Ops Guides

A collection of guides made for Ops.

1: Deployment
2: Monitoring

1 - Deployment

Learn to deploy Chall-Manager, either for production or development purposes.

You can deploy the Chall-Manager in many ways. The following table summarize the properties of each one.

Name	Maintained	Isolation	Scalable	Janitor
Kubernetes	✅	✅	✅	✅
Binary	⛏️	❌¹	❌	✅
Docker	❌	✅	✅²	✅

✅ Supported
❌ Unsupported
⛏️ Work In Progress…

¹ We do not harden the configuration in the installation script, but recommend you digging into it more as your security model requires it (especially for production purposes).

² Autoscaling is possible with an hypervisor (e.g. Docker Swarm).

Kubernetes

Note

We highly recommend the use of this deployment strategy.

We use it to test the chall-manager, and will ease parallel deployments.

This deployment strategy guarantee you a valid infrastructure regarding our functionalities and security guidelines. Moreover, if you are afraid of Pulumi you’ll have trouble creating scenarios, so it’s a good place to start !

The requirements are:

a distributed block storage solution such as Longhorn, if you want replicas.
an OpenTelemetry Collector, if you want telemetry data.

# Get the repository and its own Pulumi factory
git clone git@github.com:ctfer-io/chall-manager.git
cd chall-manager/deploy

# Use it straightly !
# Don't forget to configure your stack if necessary.
# Refer to Pulumi's doc if necessary.
pulumi up

Now, you’re done !

Micro Services Architecture of chall-manager deployed in a Kubernetes cluster.

Binary

Security

We highly discourage the use of this mode for production purposes, as it does not guarantee proper isolation.
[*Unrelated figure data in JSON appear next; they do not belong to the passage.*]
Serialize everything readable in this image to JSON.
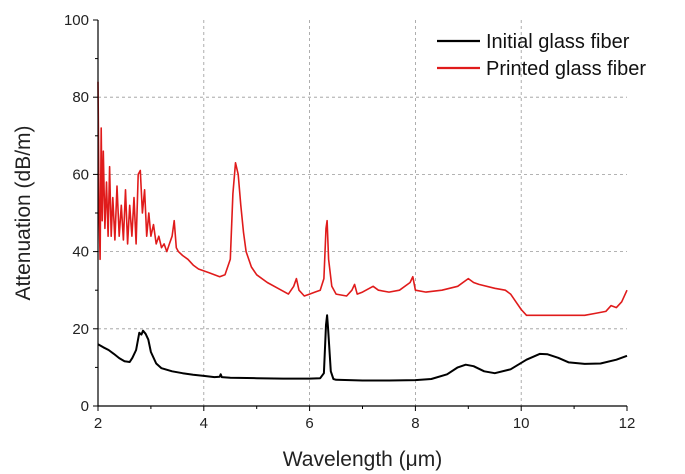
{
  "chart_data": {
    "type": "line",
    "xlabel": "Wavelength (μm)",
    "ylabel": "Attenuation (dB/m)",
    "xlim": [
      2,
      12
    ],
    "ylim": [
      0,
      100
    ],
    "x_ticks": [
      "2",
      "4",
      "6",
      "8",
      "10",
      "12"
    ],
    "y_ticks": [
      "0",
      "20",
      "40",
      "60",
      "80",
      "100"
    ],
    "grid": "dashed vertical and horizontal gridlines",
    "legend_position": "top-right",
    "series": [
      {
        "name": "Initial glass fiber",
        "color": "#000000",
        "points": [
          [
            2.0,
            16
          ],
          [
            2.1,
            15.2
          ],
          [
            2.2,
            14.5
          ],
          [
            2.3,
            13.5
          ],
          [
            2.4,
            12.4
          ],
          [
            2.5,
            11.6
          ],
          [
            2.6,
            11.4
          ],
          [
            2.65,
            12.5
          ],
          [
            2.72,
            14.5
          ],
          [
            2.78,
            19
          ],
          [
            2.82,
            18.5
          ],
          [
            2.85,
            19.5
          ],
          [
            2.9,
            18.7
          ],
          [
            2.95,
            17.2
          ],
          [
            3.0,
            14
          ],
          [
            3.1,
            11
          ],
          [
            3.2,
            9.8
          ],
          [
            3.4,
            9
          ],
          [
            3.6,
            8.5
          ],
          [
            3.8,
            8.1
          ],
          [
            4.0,
            7.8
          ],
          [
            4.2,
            7.5
          ],
          [
            4.3,
            7.6
          ],
          [
            4.32,
            8.2
          ],
          [
            4.34,
            7.5
          ],
          [
            4.5,
            7.3
          ],
          [
            5.0,
            7.2
          ],
          [
            5.5,
            7.1
          ],
          [
            6.0,
            7.1
          ],
          [
            6.2,
            7.2
          ],
          [
            6.27,
            8.5
          ],
          [
            6.31,
            21
          ],
          [
            6.33,
            23.5
          ],
          [
            6.35,
            20
          ],
          [
            6.4,
            9
          ],
          [
            6.45,
            7
          ],
          [
            6.5,
            6.8
          ],
          [
            7.0,
            6.6
          ],
          [
            7.5,
            6.6
          ],
          [
            8.0,
            6.7
          ],
          [
            8.3,
            7
          ],
          [
            8.6,
            8.2
          ],
          [
            8.8,
            10
          ],
          [
            8.95,
            10.7
          ],
          [
            9.1,
            10.3
          ],
          [
            9.3,
            9
          ],
          [
            9.5,
            8.5
          ],
          [
            9.8,
            9.5
          ],
          [
            10.1,
            12
          ],
          [
            10.35,
            13.5
          ],
          [
            10.5,
            13.4
          ],
          [
            10.7,
            12.5
          ],
          [
            10.9,
            11.3
          ],
          [
            11.2,
            10.9
          ],
          [
            11.5,
            11
          ],
          [
            11.8,
            12
          ],
          [
            12.0,
            13
          ]
        ]
      },
      {
        "name": "Printed glass fiber",
        "color": "#e01b1b",
        "points": [
          [
            2.0,
            84
          ],
          [
            2.02,
            50
          ],
          [
            2.04,
            38
          ],
          [
            2.06,
            72
          ],
          [
            2.08,
            48
          ],
          [
            2.1,
            66
          ],
          [
            2.13,
            46
          ],
          [
            2.16,
            58
          ],
          [
            2.19,
            44
          ],
          [
            2.22,
            62
          ],
          [
            2.25,
            44
          ],
          [
            2.28,
            54
          ],
          [
            2.32,
            43
          ],
          [
            2.36,
            57
          ],
          [
            2.4,
            44
          ],
          [
            2.44,
            52
          ],
          [
            2.48,
            43
          ],
          [
            2.52,
            56
          ],
          [
            2.56,
            42
          ],
          [
            2.6,
            52
          ],
          [
            2.64,
            44
          ],
          [
            2.68,
            54
          ],
          [
            2.72,
            42
          ],
          [
            2.76,
            60
          ],
          [
            2.8,
            61
          ],
          [
            2.84,
            50
          ],
          [
            2.88,
            56
          ],
          [
            2.92,
            44
          ],
          [
            2.96,
            50
          ],
          [
            3.0,
            44
          ],
          [
            3.05,
            47
          ],
          [
            3.1,
            42
          ],
          [
            3.15,
            44
          ],
          [
            3.2,
            41
          ],
          [
            3.25,
            42
          ],
          [
            3.3,
            40
          ],
          [
            3.35,
            42
          ],
          [
            3.4,
            44
          ],
          [
            3.44,
            48
          ],
          [
            3.48,
            41
          ],
          [
            3.52,
            40
          ],
          [
            3.6,
            39
          ],
          [
            3.7,
            38
          ],
          [
            3.8,
            36.5
          ],
          [
            3.9,
            35.5
          ],
          [
            4.0,
            35
          ],
          [
            4.1,
            34.5
          ],
          [
            4.2,
            34
          ],
          [
            4.3,
            33.5
          ],
          [
            4.4,
            34
          ],
          [
            4.5,
            38
          ],
          [
            4.55,
            55
          ],
          [
            4.6,
            63
          ],
          [
            4.65,
            60
          ],
          [
            4.7,
            52
          ],
          [
            4.75,
            45
          ],
          [
            4.8,
            40
          ],
          [
            4.9,
            36
          ],
          [
            5.0,
            34
          ],
          [
            5.2,
            32
          ],
          [
            5.4,
            30.5
          ],
          [
            5.6,
            29
          ],
          [
            5.7,
            31
          ],
          [
            5.75,
            33
          ],
          [
            5.8,
            30
          ],
          [
            5.9,
            28.5
          ],
          [
            6.0,
            29
          ],
          [
            6.1,
            29.5
          ],
          [
            6.2,
            30
          ],
          [
            6.27,
            33
          ],
          [
            6.31,
            46
          ],
          [
            6.33,
            48
          ],
          [
            6.36,
            38
          ],
          [
            6.42,
            31
          ],
          [
            6.5,
            29
          ],
          [
            6.7,
            28.5
          ],
          [
            6.8,
            30
          ],
          [
            6.85,
            31.5
          ],
          [
            6.9,
            29
          ],
          [
            7.0,
            29.5
          ],
          [
            7.2,
            31
          ],
          [
            7.3,
            30
          ],
          [
            7.5,
            29.5
          ],
          [
            7.7,
            30
          ],
          [
            7.9,
            32
          ],
          [
            7.95,
            33.5
          ],
          [
            8.0,
            30
          ],
          [
            8.2,
            29.5
          ],
          [
            8.5,
            30
          ],
          [
            8.8,
            31
          ],
          [
            9.0,
            33
          ],
          [
            9.1,
            32
          ],
          [
            9.2,
            31.5
          ],
          [
            9.5,
            30.5
          ],
          [
            9.7,
            30
          ],
          [
            9.8,
            29
          ],
          [
            9.9,
            27
          ],
          [
            10.0,
            25
          ],
          [
            10.1,
            23.5
          ],
          [
            10.3,
            23.5
          ],
          [
            10.6,
            23.5
          ],
          [
            10.9,
            23.5
          ],
          [
            11.2,
            23.5
          ],
          [
            11.4,
            24
          ],
          [
            11.6,
            24.5
          ],
          [
            11.7,
            26
          ],
          [
            11.8,
            25.5
          ],
          [
            11.9,
            27
          ],
          [
            12.0,
            30
          ]
        ]
      }
    ]
  }
}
The chall-manager is basically a RCE-as-a-Service carrier, so if you run this on your host machine, prepare for dramatic issues.

To install it on a host machine as systemd services and timers, you can run the following script.

curl -fsSL https://github.com/ctfer-io/chall-manager/blob/main/hack/setup.sh |  sh

It requires:

jq
slsa-verifier
a privileged account

Don’t forget that chall-manager requires Pulumi to be installed.

Docker

If you are unsatisfied of the way the binary install works on installation, unexisting update mecanisms or isolation, the Docker install may fit your needs.

To deploy it using Docker images, you can use the official images:

You can verify their integrity using the following commands.

slsa-verifier slsa-verifier verify-image "ctferio/chall-manager:<tag>@sha256:<digest>" \
    --source-uri "github.com/ctfer-io/chall-manager" \
    --source-tag "<tag>"

slsa-verifier slsa-verifier verify-image "ctferio/chall-manager-janitor:<tag>@sha256:<digest>" \
    --source-uri "github.com/ctfer-io/chall-manager" \
    --source-tag "<tag>"

We let the reader deploy it as needed, but recommend you take a look at how we use systemd services and timers in the binary setup.sh script.

Additionally, we recommend you create a specific network to isolate the docker images from other adjacent services.

For instance, the following docker-compose.yml may fit your development needs, with the support of the janitor.

version: '3.8'

services:
  chall-manager:
    image: ctferio/chall-manager:v0.2.0
    ports:
      - "8080:8080"

  chall-manager-janitor:
    image: ctferio/chall-manager-janitor:v0.2.0
    environment:
      URL: chall-manager:8080
      TICKER: 1m

2 - Monitoring

What are the signals to capture once in production, and how to deal with them ?

Once in production, the chall-manager provides its functionalities to the end-users.

But production can suffer from a lot of disruptions: network latencies, interruption of services, an unexpected bug, chaos engineering going a bit too far… How can we monitor the chall-manager to make sure everything goes fine ? What to monitor to quickly understand what is going on ?

Metrics

A first approach to monitor what is going on inside the chall-manager is through its metrics.

Warning

Metrics are exported by the OTLP client. If you did not configure an OTEL Collector, please refer to the deployment documentation.

Name	Type	Description
`challenges`	`int64`	The number of registered challenges.
`instances`	`int64`	The number of registered instances.

You can use them to build dashboards, build KPI or anything else. They can be interesting for you to better understand the tendencies of usage of chall-manager through an event.

Tracing

A way to go deeper in understanding what is going on inside chall-manager is through tracing.

First of all, it will provide you information of latencies in the distributed locks system and Pulumi manipulations. Secondly, it will also provide you Service Performance Monitoring (SPM).

Using the OpenTelemetry Collector, you can configure it to produce RED metrics on the spans through the spanmetrics connector. When a Jaeger is bound to both the OpenTelemetry Collector and the Prometheus containing the metrics, you can monitor performances AND visualize what happens.

An example view of the Service Performance Monitoring in Jaeger, using the OpenTelemetry Collector and Prometheus server.

Through the use of those metrics and tracing capabilities, you could build alerts thresholds and automate responses or on-call alerts with the alertmanager.

A reference architecture to achieve this description follows.

graph TD
    subgraph Monitoring
        COLLECTOR["OpenTelemetry Collector"]
        PROM["Prometheus"]
        JAEGER["Jaeger"]
        ALERTMANAGER["AlertManager"]
        GRAFANA["Grafana"]

        COLLECTOR --> PROM
        JAEGER --> COLLECTOR
        JAEGER --> PROM
        ALERTMANAGER --> PROM
        GRAFANA --> PROM
    end

    subgraph Chall-Manager
        CM["Chall-Manager"]
        CMJ["Chall-Manager-Janitor"]
        ETCD["etcd cluster"]

        CMJ --> CM

        CM --> |OTLP| COLLECTOR
        CM --> ETCD
    end